Schilinski collaborated with cameraman Fabian Gamper again to ensure that everything looked exactly as she had imagined: the two have been a team since her first short film. They tried out a lot of possibilities “in a very visual way,” the director admits. She wanted to break viewing habits. The finished film doesn’t work through the intellect, “you have to grasp it through the heart”. On set, she likes to surround herself with people she trusts and who also trust her. This is the only way to create a pleasant working atmosphere, “if you appreciate what the other person is doing”. A lot of effort went into casting all the roles, including those of the extras. Shooting in the wet summer of 2023 was a challenge, with the historical costumes, and the changes to the respective period, which they then had to shoot chronologically. But she didn’t want any compromises, says Schilinski, and she was supported unconditionally by her producers Maren Schmitt and Lucas Schmidt from Studio Zentral.

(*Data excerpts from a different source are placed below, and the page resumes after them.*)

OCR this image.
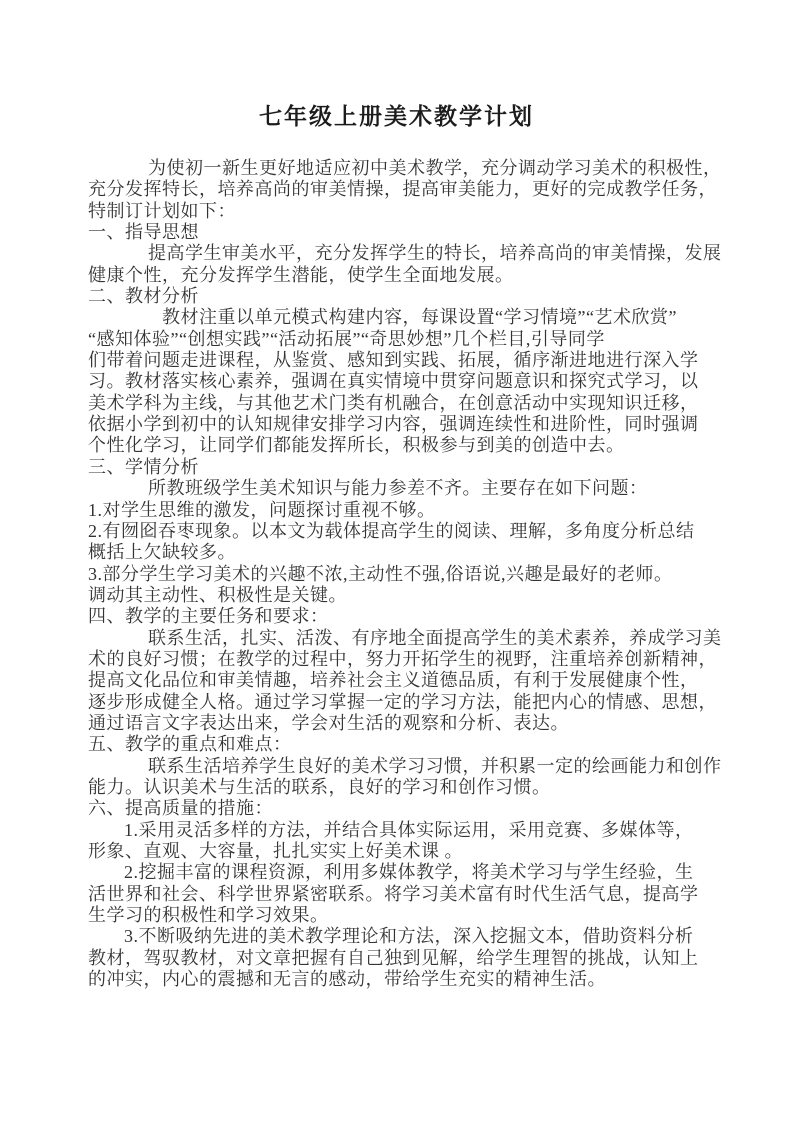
七年级上册美术教学计划
为使初一新生更好地适应初中美术教学，充分调动学习美术的积极性，
充分发挥特长，培养高尚的审美情操，提高审美能力，更好的完成教学任务，
特制订计划如下：
一、指导思想
提高学生审美水平，充分发挥学生的特长，培养高尚的审美情操，发展
健康个性，充分发挥学生潜能，使学生全面地发展。
二、教材分析
教材注重以单元模式构建内容，每课设置“学习情境”“艺术欣赏”
“感知体验”“创想实践”“活动拓展”“奇思妙想”几个栏目,引导同学
们带着问题走进课程，从鉴赏、感知到实践、拓展，循序渐进地进行深入学
习。教材落实核心素养，强调在真实情境中贯穿问题意识和探究式学习，以
美术学科为主线，与其他艺术门类有机融合，在创意活动中实现知识迁移，
依据小学到初中的认知规律安排学习内容，强调连续性和进阶性，同时强调
个性化学习，让同学们都能发挥所长，积极参与到美的创造中去。
三、学情分析
所教班级学生美术知识与能力参差不齐。主要存在如下问题：
1.对学生思维的激发，问题探讨重视不够。
2.有囫囵吞枣现象。以本文为载体提高学生的阅读、理解，多角度分析总结
概括上欠缺较多。
3.部分学生学习美术的兴趣不浓,主动性不强,俗语说,兴趣是最好的老师。
调动其主动性、积极性是关键。
四、教学的主要任务和要求：
联系生活，扎实、活泼、有序地全面提高学生的美术素养，养成学习美
术的良好习惯；在教学的过程中，努力开拓学生的视野，注重培养创新精神，
提高文化品位和审美情趣，培养社会主义道德品质，有利于发展健康个性，
逐步形成健全人格。通过学习掌握一定的学习方法，能把内心的情感、思想，
通过语言文字表达出来，学会对生活的观察和分析、表达。
五、教学的重点和难点：
联系生活培养学生良好的美术学习习惯，并积累一定的绘画能力和创作
能力。认识美术与生活的联系，良好的学习和创作习惯。
六、提高质量的措施：
1.采用灵活多样的方法，并结合具体实际运用，采用竞赛、多媒体等，
形象、直观、大容量，扎扎实实上好美术课 。
2.挖掘丰富的课程资源，利用多媒体教学，将美术学习与学生经验，生
活世界和社会、科学世界紧密联系。将学习美术富有时代生活气息，提高学
生学习的积极性和学习效果。
3.不断吸纳先进的美术教学理论和方法，深入挖掘文本，借助资料分析
教材，驾驭教材，对文章把握有自己独到见解，给学生理智的挑战，认知上
的冲实，内心的震撼和无言的感动，带给学生充实的精神生活。
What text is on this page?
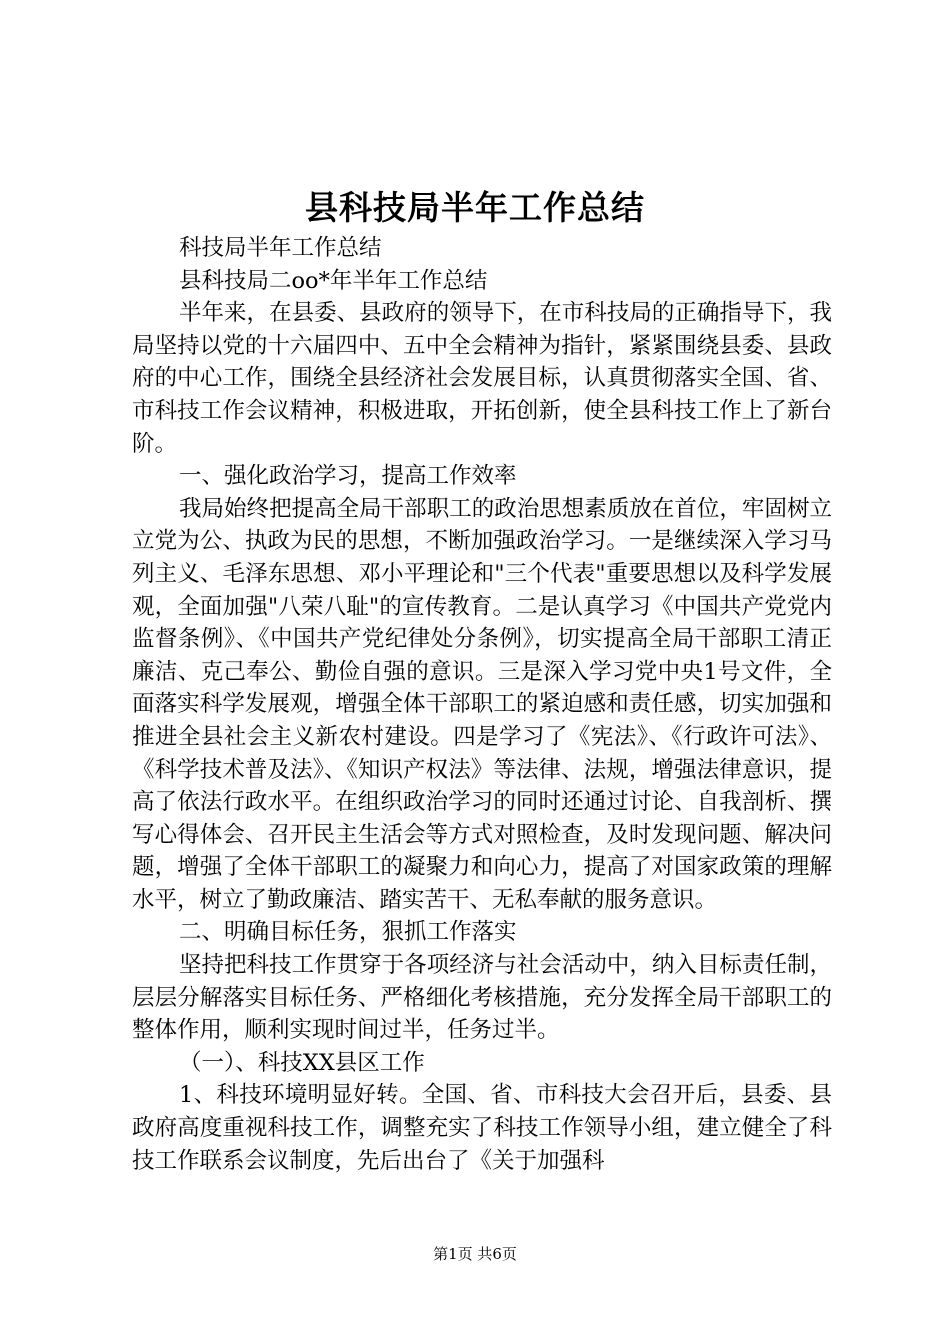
县科技局半年工作总结

科技局半年工作总结

县科技局二oo*年半年工作总结

半年来，在县委、县政府的领导下，在市科技局的正确指导下，我局坚持以党的十六届四中、五中全会精神为指针，紧紧围绕县委、县政府的中心工作，围绕全县经济社会发展目标，认真贯彻落实全国、省、市科技工作会议精神，积极进取，开拓创新，使全县科技工作上了新台阶。

一、强化政治学习，提高工作效率

我局始终把提高全局干部职工的政治思想素质放在首位，牢固树立立党为公、执政为民的思想，不断加强政治学习。一是继续深入学习马列主义、毛泽东思想、邓小平理论和"三个代表"重要思想以及科学发展观，全面加强"八荣八耻"的宣传教育。二是认真学习《中国共产党党内监督条例》、《中国共产党纪律处分条例》，切实提高全局干部职工清正廉洁、克己奉公、勤俭自强的意识。三是深入学习党中央1号文件，全面落实科学发展观，增强全体干部职工的紧迫感和责任感，切实加强和推进全县社会主义新农村建设。四是学习了《宪法》、《行政许可法》、《科学技术普及法》、《知识产权法》等法律、法规，增强法律意识，提高了依法行政水平。在组织政治学习的同时还通过讨论、自我剖析、撰写心得体会、召开民主生活会等方式对照检查，及时发现问题、解决问题，增强了全体干部职工的凝聚力和向心力，提高了对国家政策的理解水平，树立了勤政廉洁、踏实苦干、无私奉献的服务意识。

二、明确目标任务，狠抓工作落实

坚持把科技工作贯穿于各项经济与社会活动中，纳入目标责任制，层层分解落实目标任务、严格细化考核措施，充分发挥全局干部职工的整体作用，顺利实现时间过半，任务过半。

（一）、科技XX县区工作

1、科技环境明显好转。全国、省、市科技大会召开后，县委、县政府高度重视科技工作，调整充实了科技工作领导小组，建立健全了科技工作联系会议制度，先后出台了《关于加强科

第1页 共6页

She was a ‘troublemaker’ at school and dropped out of her final year, wanting to pursue an urge for freedom. She travelled through Europe, wrote short stories, and performed as a magician and fire-eater in a small travelling circus in Italy. In 2008, she completed the masterclass in writing at Hamburg Film School and then worked as a freelance author in Berlin: “I wrote for telenovelas as well. In terms of content, I didn’t feel at home there, but it taught me to think of different dramaturgical possibilities quickly in my head.” She is interested in the child’s perspective because “children have such a hallucinatory power to seek out the empty spaces for which there are no words. They look at the world without preconceived notions.” She took this view to extremes for her new film by splitting it up into multiple perspectives. In the future, she hopes to be able to exploit many more of the possibilities and approaches offered by cinema. She can imagine directing a James Bond film as well as a series: “It’s a great gift to be able to realise a film that you long to see. To create a film that you have felt was missing, that you really wanted to watch. Whether you are successful is another question entirely – but that’s what it’s all about, narrative freedom – even if that means battling a headwind sometimes.”